I saw Cynthia start and look all around and above her at the rooms of the palace. The two princesses were quarrelling, and nearly coming to blows, so that Cynthia could raise her eyes to my place of detention without being observed. I repeated my words. I added to them. I went further. I told her how much I loved her, and assured her that nothing but the most insuperable difficulties should part us. I saw that she understood me. She waited until I had finished, and then she walked to where one of the black belles had pushed the other into a flowering bank, and, approaching them with gentle step, she held out a hand to each, speaking sweetly and softly, as I knew that Cynthia could do, though I had had little experience of it myself.
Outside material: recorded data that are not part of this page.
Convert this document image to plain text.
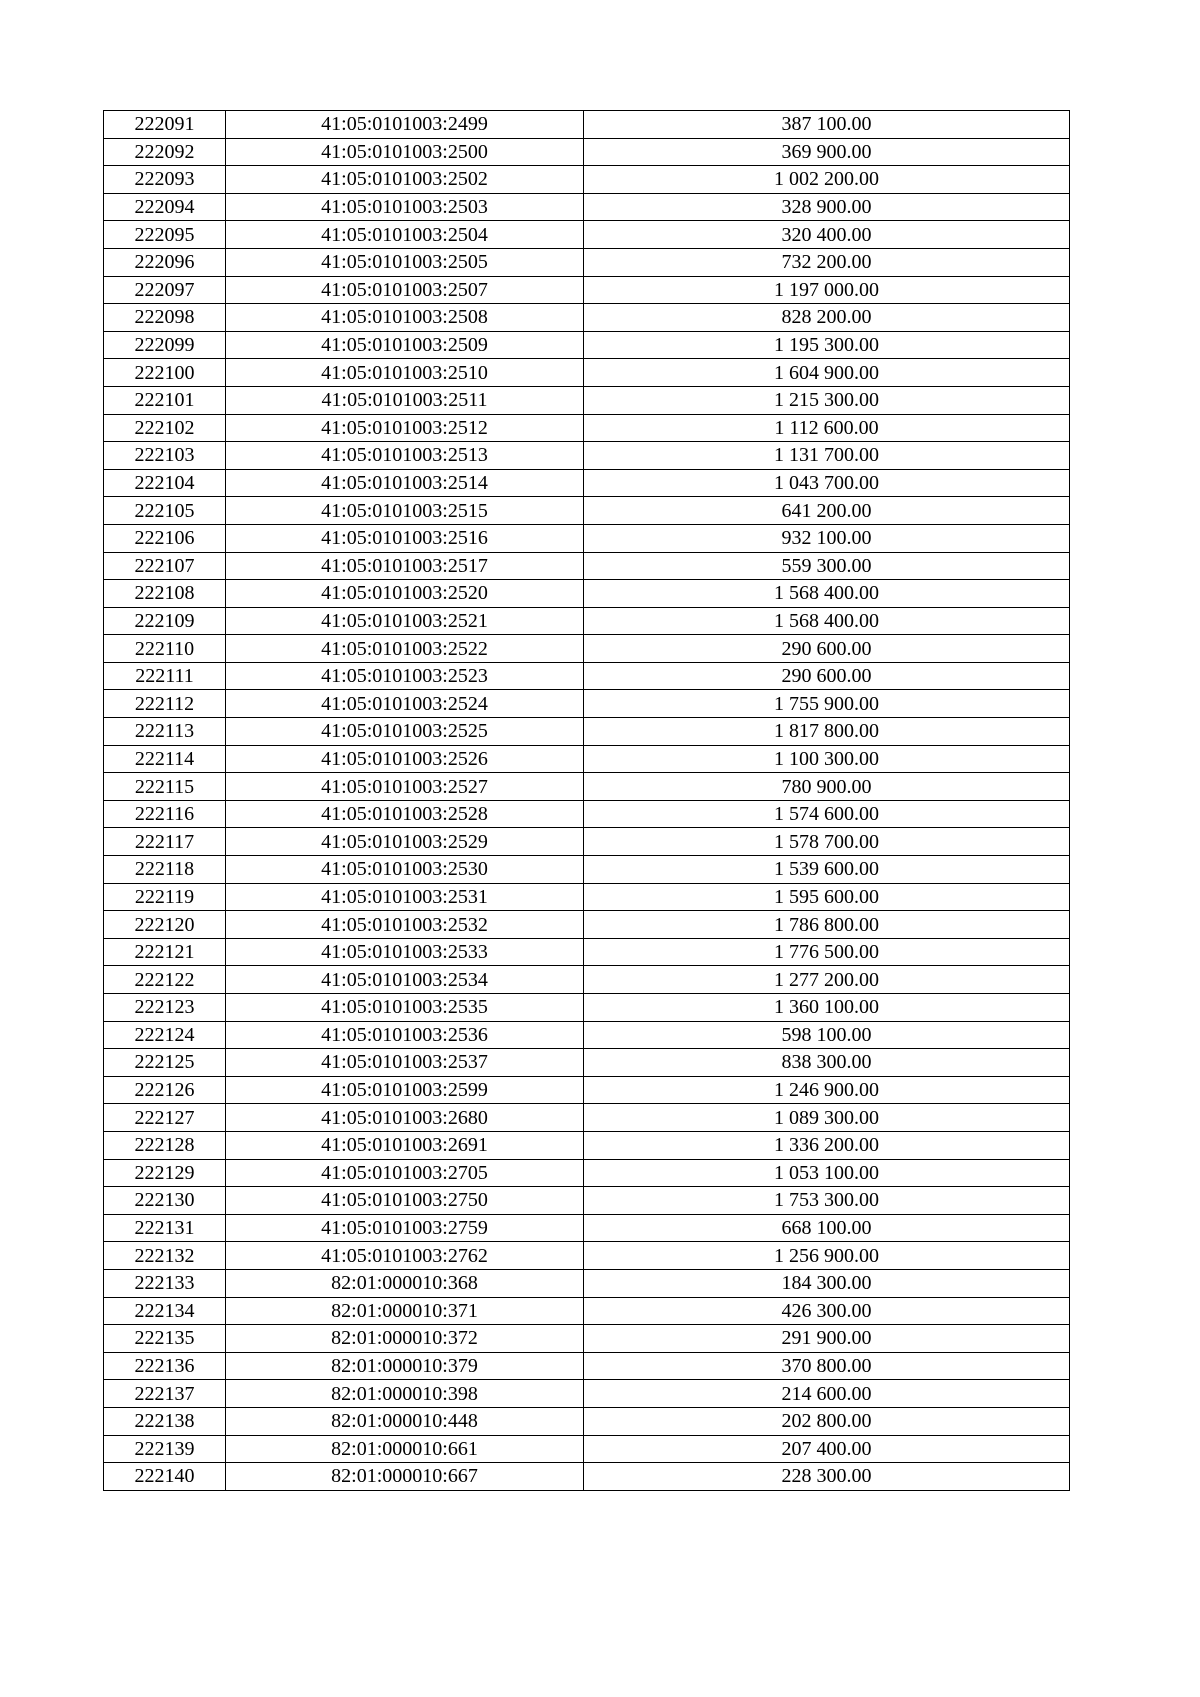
222091	41:05:0101003:2499	387 100.00
222092	41:05:0101003:2500	369 900.00
222093	41:05:0101003:2502	1 002 200.00
222094	41:05:0101003:2503	328 900.00
222095	41:05:0101003:2504	320 400.00
222096	41:05:0101003:2505	732 200.00
222097	41:05:0101003:2507	1 197 000.00
222098	41:05:0101003:2508	828 200.00
222099	41:05:0101003:2509	1 195 300.00
222100	41:05:0101003:2510	1 604 900.00
222101	41:05:0101003:2511	1 215 300.00
222102	41:05:0101003:2512	1 112 600.00
222103	41:05:0101003:2513	1 131 700.00
222104	41:05:0101003:2514	1 043 700.00
222105	41:05:0101003:2515	641 200.00
222106	41:05:0101003:2516	932 100.00
222107	41:05:0101003:2517	559 300.00
222108	41:05:0101003:2520	1 568 400.00
222109	41:05:0101003:2521	1 568 400.00
222110	41:05:0101003:2522	290 600.00
222111	41:05:0101003:2523	290 600.00
222112	41:05:0101003:2524	1 755 900.00
222113	41:05:0101003:2525	1 817 800.00
222114	41:05:0101003:2526	1 100 300.00
222115	41:05:0101003:2527	780 900.00
222116	41:05:0101003:2528	1 574 600.00
222117	41:05:0101003:2529	1 578 700.00
222118	41:05:0101003:2530	1 539 600.00
222119	41:05:0101003:2531	1 595 600.00
222120	41:05:0101003:2532	1 786 800.00
222121	41:05:0101003:2533	1 776 500.00
222122	41:05:0101003:2534	1 277 200.00
222123	41:05:0101003:2535	1 360 100.00
222124	41:05:0101003:2536	598 100.00
222125	41:05:0101003:2537	838 300.00
222126	41:05:0101003:2599	1 246 900.00
222127	41:05:0101003:2680	1 089 300.00
222128	41:05:0101003:2691	1 336 200.00
222129	41:05:0101003:2705	1 053 100.00
222130	41:05:0101003:2750	1 753 300.00
222131	41:05:0101003:2759	668 100.00
222132	41:05:0101003:2762	1 256 900.00
222133	82:01:000010:368	184 300.00
222134	82:01:000010:371	426 300.00
222135	82:01:000010:372	291 900.00
222136	82:01:000010:379	370 800.00
222137	82:01:000010:398	214 600.00
222138	82:01:000010:448	202 800.00
222139	82:01:000010:661	207 400.00
222140	82:01:000010:667	228 300.00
Her manner and words seemed to subdue them, and finally they were reconciled with each other and with her. As I lounged in my hammock after they had left the garden, the door of my room softly opened, and I found that a boy had entered. He had in his hand a tray, and on it were some sweets and a glass of a pale-coloured decoction, also a glass of water. He looked strangely familiar to me, and when he raised his liquid eyes to me I recognised Lacelle. I found later that the torch bearer was an old friend of Lacelle's and Zalee's. That his mother was one of the women employed about the kitchens, and that he had taken the girl directly to her, and that she had disguised her in the clothes of one of the serving lads. Christophe cared nothing about making a prisoner of the Haïtienne; all that he wanted was the party of white people, whom he thought might be fomenting a revolution, or might be connected with the pirates who infested the Isle of Pines, and made those terrible dashes upon the unprotected coast. I often wonder what he would have thought had he known that his favourite Mauresco had deserted him for the buccaneers themselves. But it was not within my province to tell of this, or, in fact, to talk of Mauresco at all. So long as I was to reproduce the ring and thus get our freedom, it would be well for me to remain silent about Mauresco, whose ring would be recognised at once should I own that I had ever even seen him. For Christophe to know that Mauresco had been killed by any of our party, would insure instant death for every one of us.
I sat looking at Lacelle while these thoughts ran through my mind. She was in no hurry to leave me, and seemed puzzling her brains as to how she should communicate with me. Finally she stretched her hand toward the glass of yellow liquid, and, pointing to her mouth, she shook her head. I stretched my hand toward the glass with the pretended intention of drinking the liquid, when she bounded to the table and, with a look of horror, seized the glass and carried it out to the veranda. I watched her as she poured it down the stem of the vine which grew from the ground below.